Faculty Unrest at Virginia Tech

Provost Thanassis Rikakis

A growing number of Virginia Tech faculty members are unhappy with Provost Thanassis Rikakis, the university’s chief academic officer. A recent faculty senate resolution declared that promotion and tenure policies addressed in a Rikakis memo violated tenets of the Faculty Handbook. Some professors have openly discussed holding a no-confidence vote.

The Roanoke Times has obtained copies of the Rikakis memo and a faculty critique of the provost that illuminate the inner workings of university administration and politics. Writes the newspaper:

[One] memo addresses problems with faculty perceptions, calling for bottom up implementation of changes and improving communication between administrators and faculty members.
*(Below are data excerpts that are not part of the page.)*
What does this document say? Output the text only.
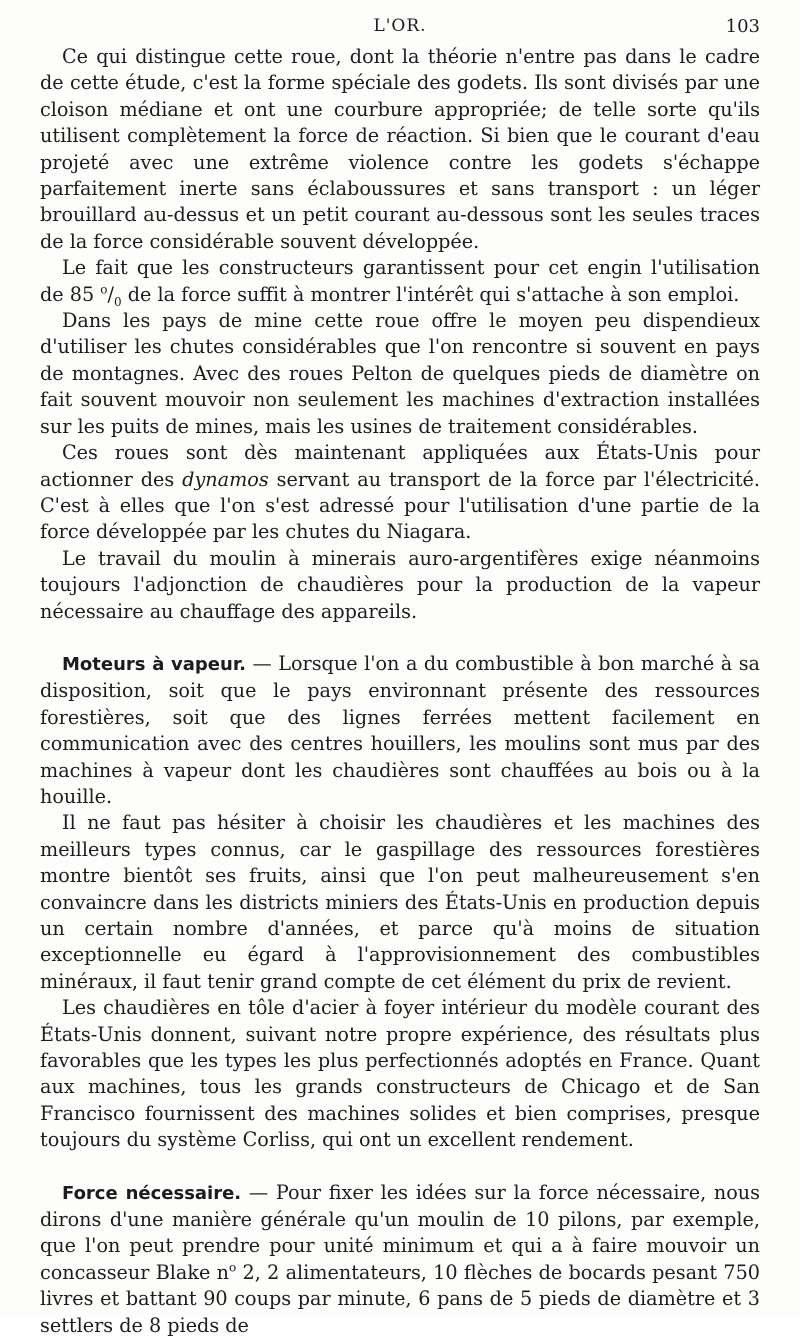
L'OR.	103

Ce qui distingue cette roue, dont la théorie n'entre pas dans le cadre de cette étude, c'est la forme spéciale des godets. Ils sont divisés par une cloison médiane et ont une courbure appropriée; de telle sorte qu'ils utilisent complètement la force de réaction. Si bien que le courant d'eau projeté avec une extrême violence contre les godets s'échappe parfaitement inerte sans éclaboussures et sans transport : un léger brouillard au-dessus et un petit courant au-dessous sont les seules traces de la force considérable souvent développée.

Le fait que les constructeurs garantissent pour cet engin l'utilisation de 85 $^o/_0$ de la force suffit à montrer l'intérêt qui s'attache à son emploi.

Dans les pays de mine cette roue offre le moyen peu dispendieux d'utiliser les chutes considérables que l'on rencontre si souvent en pays de montagnes. Avec des roues Pelton de quelques pieds de diamètre on fait souvent mouvoir non seulement les machines d'extraction installées sur les puits de mines, mais les usines de traitement considérables.

Ces roues sont dès maintenant appliquées aux États-Unis pour actionner des dynamos servant au transport de la force par l'électricité. C'est à elles que l'on s'est adressé pour l'utilisation d'une partie de la force développée par les chutes du Niagara.

Le travail du moulin à minerais auro-argentifères exige néanmoins toujours l'adjonction de chaudières pour la production de la vapeur nécessaire au chauffage des appareils.

Moteurs à vapeur. — Lorsque l'on a du combustible à bon marché à sa disposition, soit que le pays environnant présente des ressources forestières, soit que des lignes ferrées mettent facilement en communication avec des centres houillers, les moulins sont mus par des machines à vapeur dont les chaudières sont chauffées au bois ou à la houille.

Il ne faut pas hésiter à choisir les chaudières et les machines des meilleurs types connus, car le gaspillage des ressources forestières montre bientôt ses fruits, ainsi que l'on peut malheureusement s'en convaincre dans les districts miniers des États-Unis en production depuis un certain nombre d'années, et parce qu'à moins de situation exceptionnelle eu égard à l'approvisionnement des combustibles minéraux, il faut tenir grand compte de cet élément du prix de revient.

Les chaudières en tôle d'acier à foyer intérieur du modèle courant des États-Unis donnent, suivant notre propre expérience, des résultats plus favorables que les types les plus perfectionnés adoptés en France. Quant aux machines, tous les grands constructeurs de Chicago et de San Francisco fournissent des machines solides et bien comprises, presque toujours du système Corliss, qui ont un excellent rendement.

Force nécessaire. — Pour fixer les idées sur la force nécessaire, nous dirons d'une manière générale qu'un moulin de 10 pilons, par exemple, que l'on peut prendre pour unité minimum et qui a à faire mouvoir un concasseur Blake $n^o$ 2, 2 alimentateurs, 10 flèches de bocards pesant 750 livres et battant 90 coups par minute, 6 pans de 5 pieds de diamètre et 3 settlers de 8 pieds de
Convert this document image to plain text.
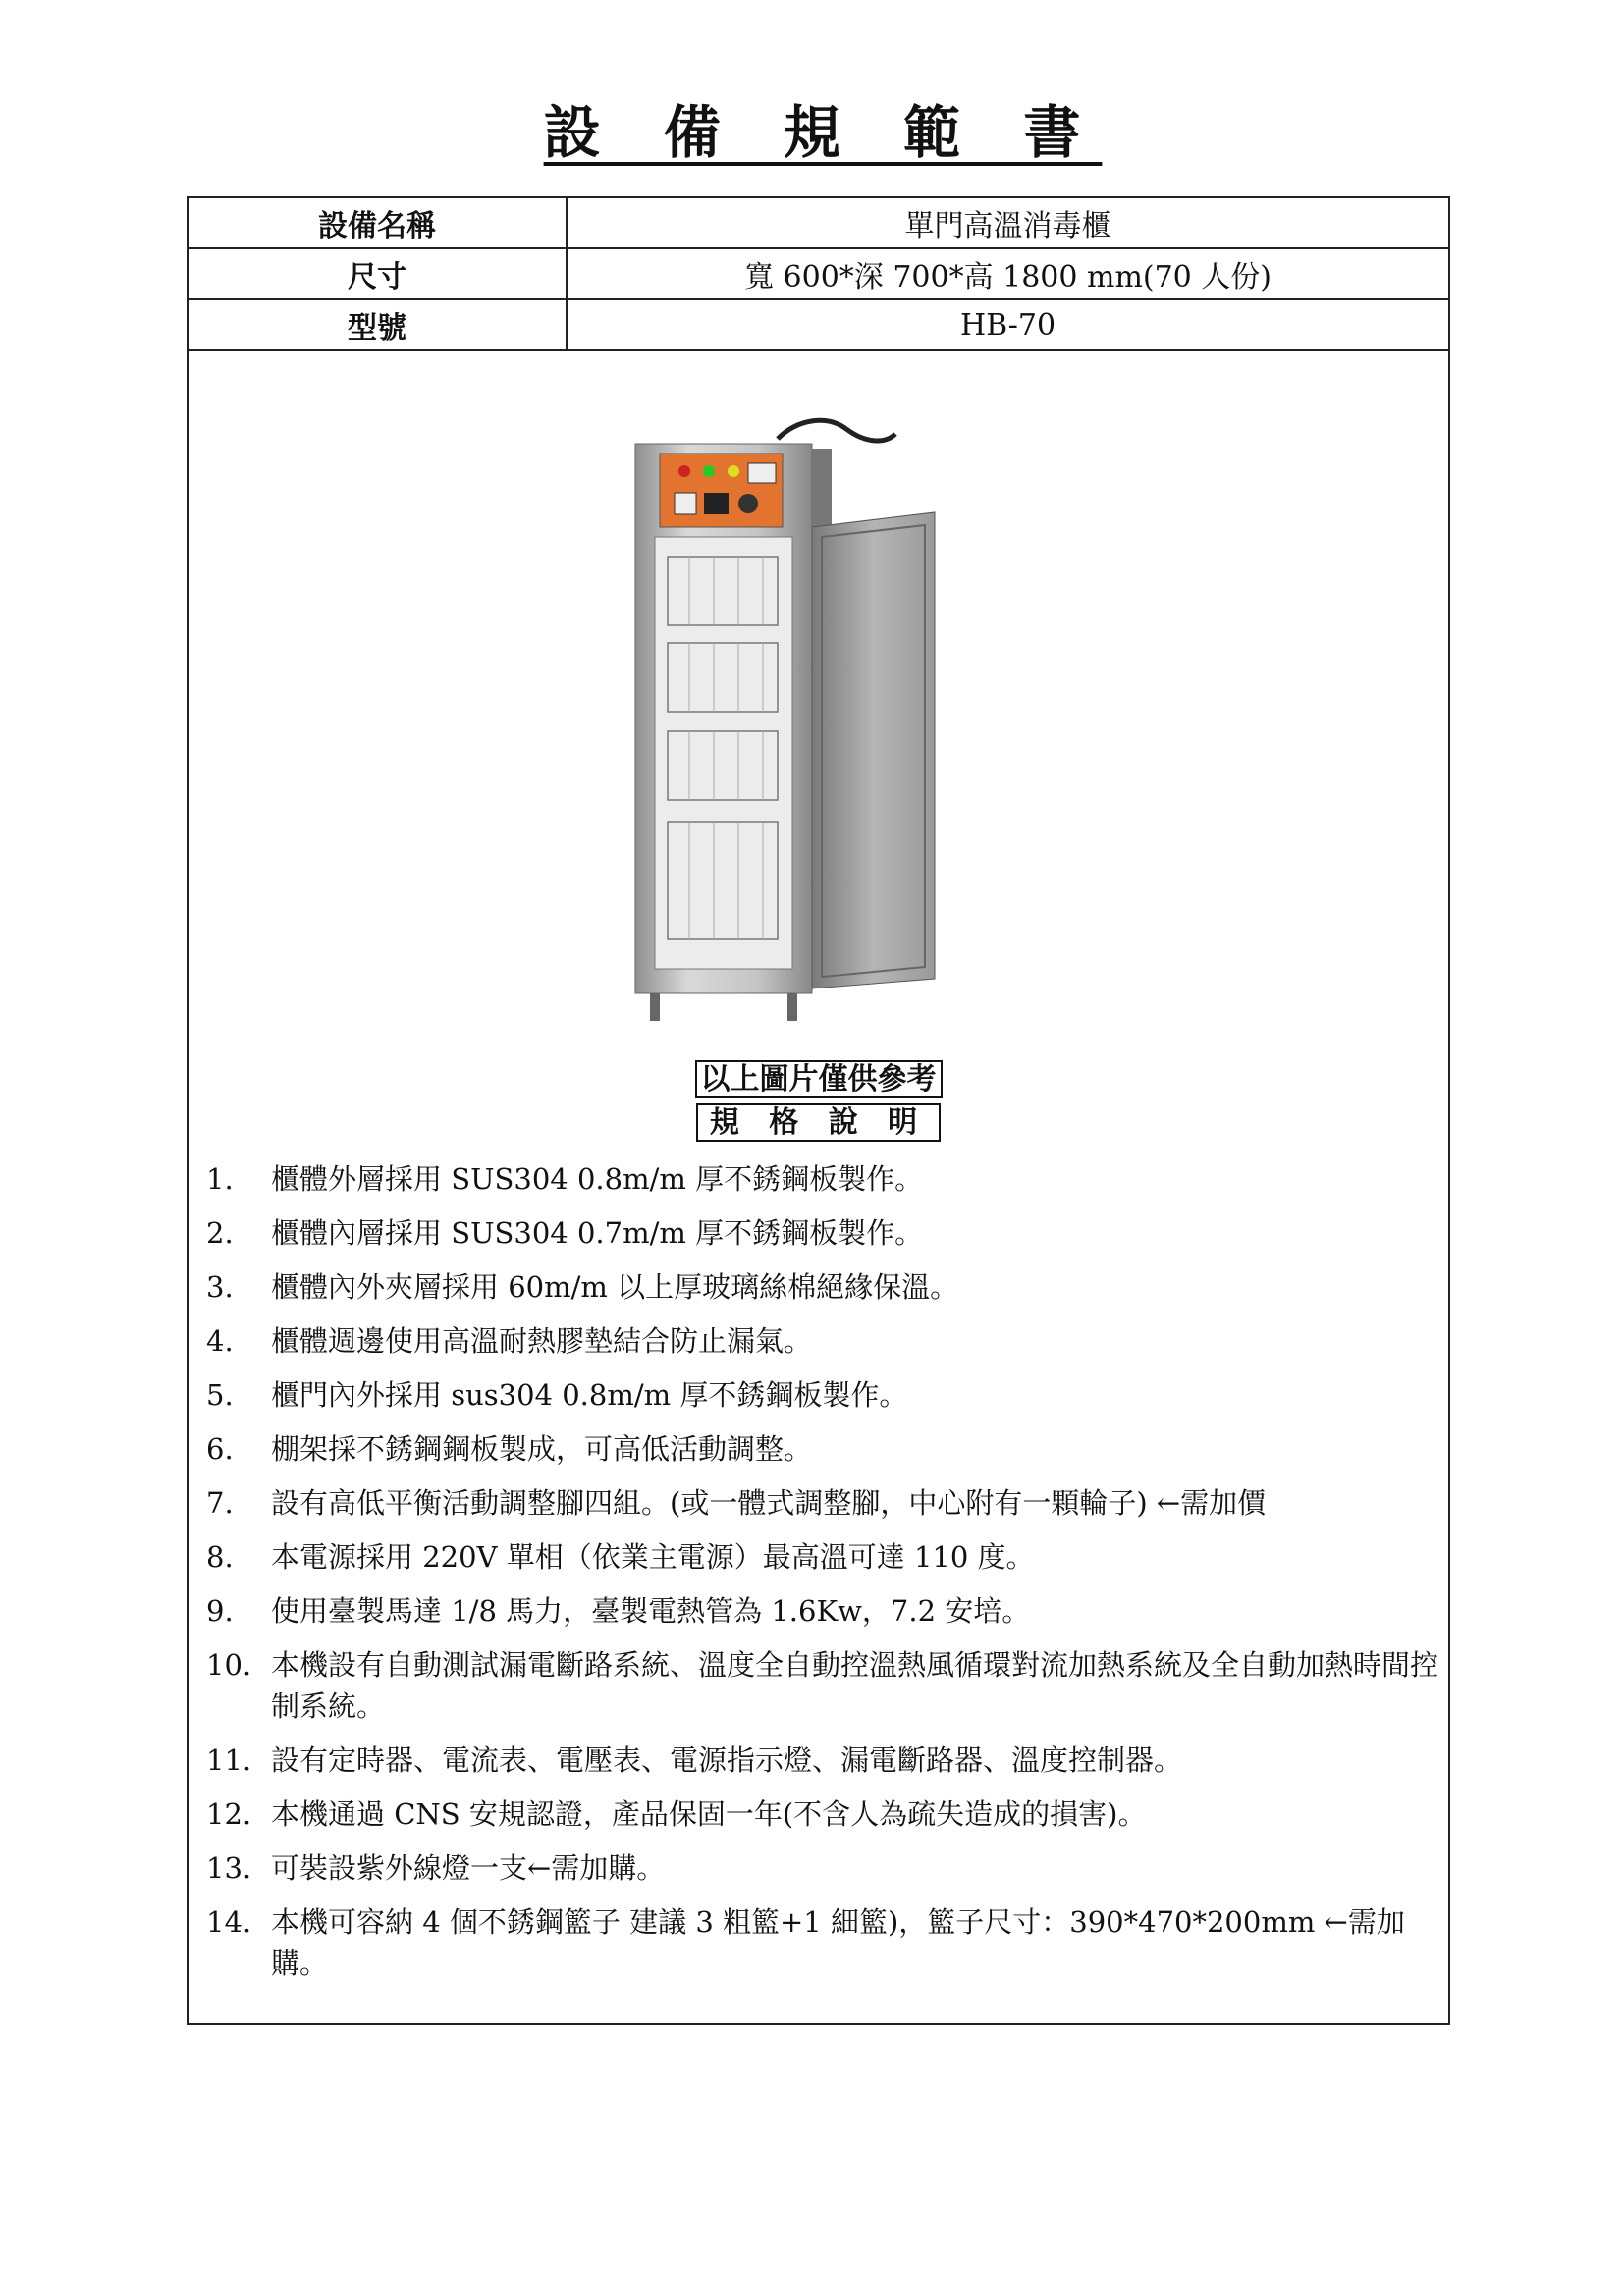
設 備 規 範 書
設備名稱	單門高溫消毒櫃
尺寸	寬 600*深 700*高 1800 mm(70 人份)
型號	HB-70
以上圖片僅供參考
規 格 說 明
1.	櫃體外層採用 SUS304 0.8m/m 厚不銹鋼板製作。
2.	櫃體內層採用 SUS304 0.7m/m 厚不銹鋼板製作。
3.	櫃體內外夾層採用 60m/m 以上厚玻璃絲棉絕緣保溫。
4.	櫃體週邊使用高溫耐熱膠墊結合防止漏氣。
5.	櫃門內外採用 sus304 0.8m/m 厚不銹鋼板製作。
6.	棚架採不銹鋼鋼板製成，可高低活動調整。
7.	設有高低平衡活動調整腳四組。(或一體式調整腳，中心附有一顆輪子) ←需加價
8.	本電源採用 220V 單相（依業主電源）最高溫可達 110 度。
9.	使用臺製馬達 1/8 馬力，臺製電熱管為 1.6Kw，7.2 安培。
10. 本機設有自動測試漏電斷路系統、溫度全自動控溫熱風循環對流加熱系統及全自動加熱時間控制系統。
11. 設有定時器、電流表、電壓表、電源指示燈、漏電斷路器、溫度控制器。
12. 本機通過 CNS 安規認證，產品保固一年(不含人為疏失造成的損害)。
13. 可裝設紫外線燈一支←需加購。
14. 本機可容納 4 個不銹鋼籃子 建議 3 粗籃+1 細籃)，籃子尺寸：390*470*200mm ←需加購。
The memo lays out target dates for change and action plans for improving promotion and tenure, new initiatives and general communication at the university.

Another memo from the provost intends to “clarify the promotion and tenure process and to specify outcomes that are possible throughout that process.” … One part of the memo says faculty members who receive a “negative decision” during the review process can be reappointed to a different position elsewhere at Tech.

In a near-unanimous vote, the 40-person Faculty Senate rejected the Rikakis memo’s description of the tenure system.

By way of background Virginia Tech has articulated plans to create world-class “destination areas,” interdisciplinary teams that will make Tech “an international destination for talent, partnerships, and transformative knowledge.” The university has identified five so far: adaptive brain and behavior; data and decisions; global systems science; integrated security; and intelligent infrastructure for human-centered communities.

Writes the Roanoke Times:

Tech administrators have said that faculty buy-in is a critical piece to making initiatives such as destination areas a success.

“All Thanassis and I can do … is to create a scaffold or a framework to simplify the conversation,” Tech President Timothy Sands said in an interview for a Roanoke Times profile of Rikakis that was published in January. “In the end, it has to be the students, faculty, staff and partners to make it work.”

Bacon’s bottom line: There are at least two ways to frame this issue. One is that Virginia Tech’s faculty is righteously resisting encroachments upon its autonomy by an administration that seeks to accumulate power and authority. Another is that Virginia Tech’s myopic faculty is selfishly defending its institutional perks against an administration trying build Virginia Tech into a world-class educational institution. I imagine that a good case could be made for both views.